Aditya, Student , IISER Berhampur
The Machines are Taking Over
The attached photograph[1], along with the caption, was the most popular post on the subreddit r/ subreddit simulator at the time this article was written. Seems innocuous enough, just a few cats and a generic caption. The catch? Every post on r/ subredd itsimulator is made by a machine, following which there are a ton of comments, also made by machines. Moreover, such posts are made every 3 minutes. Is there someone, or perhaps a group of people, feeding these seemingly random posts into the bot or have machines finally reached the level of sentience where they can finally post about cats on the internet? To answer that question, we must address a different and seemingly unrelated question: When reading an author’s works, we see what the words show us, and every author paints their world using a unique style. Can this style be quantified mathematically? A rhetorical question, of course, and it is very much related to how machines can post “original” content. After all, both questions analyse mathematics intermingling with linguistics. We take any text from any author in a known (or perhaps unknown) language and analyse it as follows: We check the probability, not of using a character, but of any character appearing given the character before it. This might seem a bit confusing at first, so I’ll illustrate it with the help of a reduced example[2]: (Warning: I’m oversimplifying this.) Rather than considering a book, consider a sample with only 4 characters; a strand of DNA, perhaps? (This is not a test for one’s DNA, of course, so don’t be alarmed if you try this mathematical assay to compare a small segment of DNA from your hair with a small segment of DNA shown below and get an unexpected result.)

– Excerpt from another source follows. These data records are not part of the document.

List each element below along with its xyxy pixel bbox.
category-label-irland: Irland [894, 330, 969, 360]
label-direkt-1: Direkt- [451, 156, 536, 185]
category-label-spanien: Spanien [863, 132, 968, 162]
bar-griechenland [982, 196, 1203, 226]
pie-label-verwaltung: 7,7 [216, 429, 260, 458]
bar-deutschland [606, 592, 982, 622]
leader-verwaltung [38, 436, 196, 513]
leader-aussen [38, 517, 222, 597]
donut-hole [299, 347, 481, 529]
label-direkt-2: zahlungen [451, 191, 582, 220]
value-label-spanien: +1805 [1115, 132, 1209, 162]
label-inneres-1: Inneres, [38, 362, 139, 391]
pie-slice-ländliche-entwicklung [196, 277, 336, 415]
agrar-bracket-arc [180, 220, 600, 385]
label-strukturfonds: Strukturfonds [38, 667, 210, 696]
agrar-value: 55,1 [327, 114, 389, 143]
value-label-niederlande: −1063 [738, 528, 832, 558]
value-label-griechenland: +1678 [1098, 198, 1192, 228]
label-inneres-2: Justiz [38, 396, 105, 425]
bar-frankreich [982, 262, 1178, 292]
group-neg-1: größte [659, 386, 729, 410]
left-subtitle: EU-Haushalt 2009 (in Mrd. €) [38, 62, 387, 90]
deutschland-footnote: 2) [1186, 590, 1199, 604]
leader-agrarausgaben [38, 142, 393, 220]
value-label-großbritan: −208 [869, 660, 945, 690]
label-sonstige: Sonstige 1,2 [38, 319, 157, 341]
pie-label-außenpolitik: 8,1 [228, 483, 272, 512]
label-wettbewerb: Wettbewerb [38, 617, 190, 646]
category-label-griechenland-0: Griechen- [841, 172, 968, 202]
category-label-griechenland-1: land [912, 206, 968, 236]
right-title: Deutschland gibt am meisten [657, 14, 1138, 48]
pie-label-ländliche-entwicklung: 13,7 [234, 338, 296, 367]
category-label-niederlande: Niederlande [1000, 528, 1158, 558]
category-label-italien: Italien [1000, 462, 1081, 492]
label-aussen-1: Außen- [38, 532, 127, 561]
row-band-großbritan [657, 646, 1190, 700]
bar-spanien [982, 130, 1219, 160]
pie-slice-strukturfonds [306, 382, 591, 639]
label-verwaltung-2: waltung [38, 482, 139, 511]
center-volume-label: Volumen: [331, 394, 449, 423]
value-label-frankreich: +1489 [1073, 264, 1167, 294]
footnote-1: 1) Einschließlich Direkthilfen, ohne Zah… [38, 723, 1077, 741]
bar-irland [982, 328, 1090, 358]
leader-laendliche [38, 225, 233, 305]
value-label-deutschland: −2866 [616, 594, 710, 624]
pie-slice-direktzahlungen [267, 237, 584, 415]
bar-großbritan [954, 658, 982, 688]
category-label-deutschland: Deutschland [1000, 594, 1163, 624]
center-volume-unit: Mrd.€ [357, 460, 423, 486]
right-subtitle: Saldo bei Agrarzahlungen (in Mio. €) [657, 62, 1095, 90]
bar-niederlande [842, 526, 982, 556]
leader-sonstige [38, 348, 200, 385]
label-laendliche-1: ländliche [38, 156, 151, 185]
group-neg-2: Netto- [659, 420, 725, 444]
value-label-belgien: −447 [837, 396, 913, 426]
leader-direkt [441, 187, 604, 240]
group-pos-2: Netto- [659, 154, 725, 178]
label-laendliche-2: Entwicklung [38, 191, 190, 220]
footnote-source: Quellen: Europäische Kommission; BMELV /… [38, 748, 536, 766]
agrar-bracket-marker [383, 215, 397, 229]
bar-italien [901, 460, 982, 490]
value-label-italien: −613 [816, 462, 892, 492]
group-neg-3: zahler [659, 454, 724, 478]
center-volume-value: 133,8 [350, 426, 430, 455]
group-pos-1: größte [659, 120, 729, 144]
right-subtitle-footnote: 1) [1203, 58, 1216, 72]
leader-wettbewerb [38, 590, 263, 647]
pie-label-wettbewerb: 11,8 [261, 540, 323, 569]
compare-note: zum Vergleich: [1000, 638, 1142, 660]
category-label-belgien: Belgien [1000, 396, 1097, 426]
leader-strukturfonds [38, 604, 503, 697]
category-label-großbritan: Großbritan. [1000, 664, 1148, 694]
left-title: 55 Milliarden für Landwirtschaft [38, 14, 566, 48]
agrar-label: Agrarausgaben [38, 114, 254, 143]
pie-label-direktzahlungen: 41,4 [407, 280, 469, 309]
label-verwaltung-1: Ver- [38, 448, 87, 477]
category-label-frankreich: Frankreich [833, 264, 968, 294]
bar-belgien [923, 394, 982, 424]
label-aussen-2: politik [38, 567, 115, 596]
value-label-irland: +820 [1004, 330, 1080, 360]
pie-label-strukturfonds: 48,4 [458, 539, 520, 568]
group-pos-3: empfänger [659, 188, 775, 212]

GATCATTGATATGTTGCTAGAACTATGAGT GTTAAAGGTGCTTGTGGTGAGTTATCAGA CAGAAACGCAGAAGATGTTATTGGAAGCTT GAGGAAAAGTGATCCTGGATTTACAGTGC CAAGAATTGGCCTGTATTGTGTTCTCAATGTT TTTGAGGAAGGTAGAAACTGTAAGTGATGA
In this case we have four possible characters: A, C, G and T. If we count the number of times in this segment of DNA that A occurs, we find that of the 53 occurrences, A is followed by another A 17 times, or 32.1% of the time, while a C follows only 5 times (9.4%), a G, 17 times (32.1%) and a T 14 times (26.4%). We can then construct a full transition matrix:
This can be turned into a matrix of probabilities by dividing each number by the total for that row, e.g. for A followed by another A we have 17/(17+5+17+14) = 0.320755:
We make a similar matrix, but rather than using the aforementioned string of DNA, we use a full-fledged book. It was shown by Khmelev (2000) that removing punctuation words with capitalised first letters yields a better result, so we just do that to our test script before constructing a transition matrix similar to the one shown above, but a 27x27 matrix (26 letters and a space character) rather than 4x4. Thus, on compiling an author’s works into a single 27x27 matrix, we obtain a mathematical quantification of their writing style. If we want to verify the authorship of a manuscript, we just construct the transition matrix for all potential authors and compare it to the transition matrix of said manuscript and voilà! Crunching a few numbers, we can assign authorship to the document. The exact mathematical working, as well as additional references are given in [3]. Back to the subreddit simulator. What that does is in some way the opposite of the authorship test. It’s a wee bit more complex, though. Rather than analysing letter groupings, it analyses word groupings; it compiles a library of all the human generated text (posted within a certain period of time, say, 3 months) from a particular subreddit and creates a transition matrix specific to that very subreddit. Then, one word out of the library is chosen at random, with a bias towards words used more frequently as the first words in posts. This is the start word. The second word of the sentence is chosen by assigning a probability to all words which follow the chosen start word and using a biased randomiser decided by the past frequency of that word. The same process is repeated till either a period is reached or the post exceeds a certain pre-determined word limit. Therefore, thankfully, or not, we have not yet built machines advanced enough to post about cats on the internet (the cornerstone achievement of human society). Either that or sentient machines exist and are smart enough to play as per our expectations, waiting for a ripe opportunity to swipe away from humanity the moniker of “most intelligent organism.” Who knows.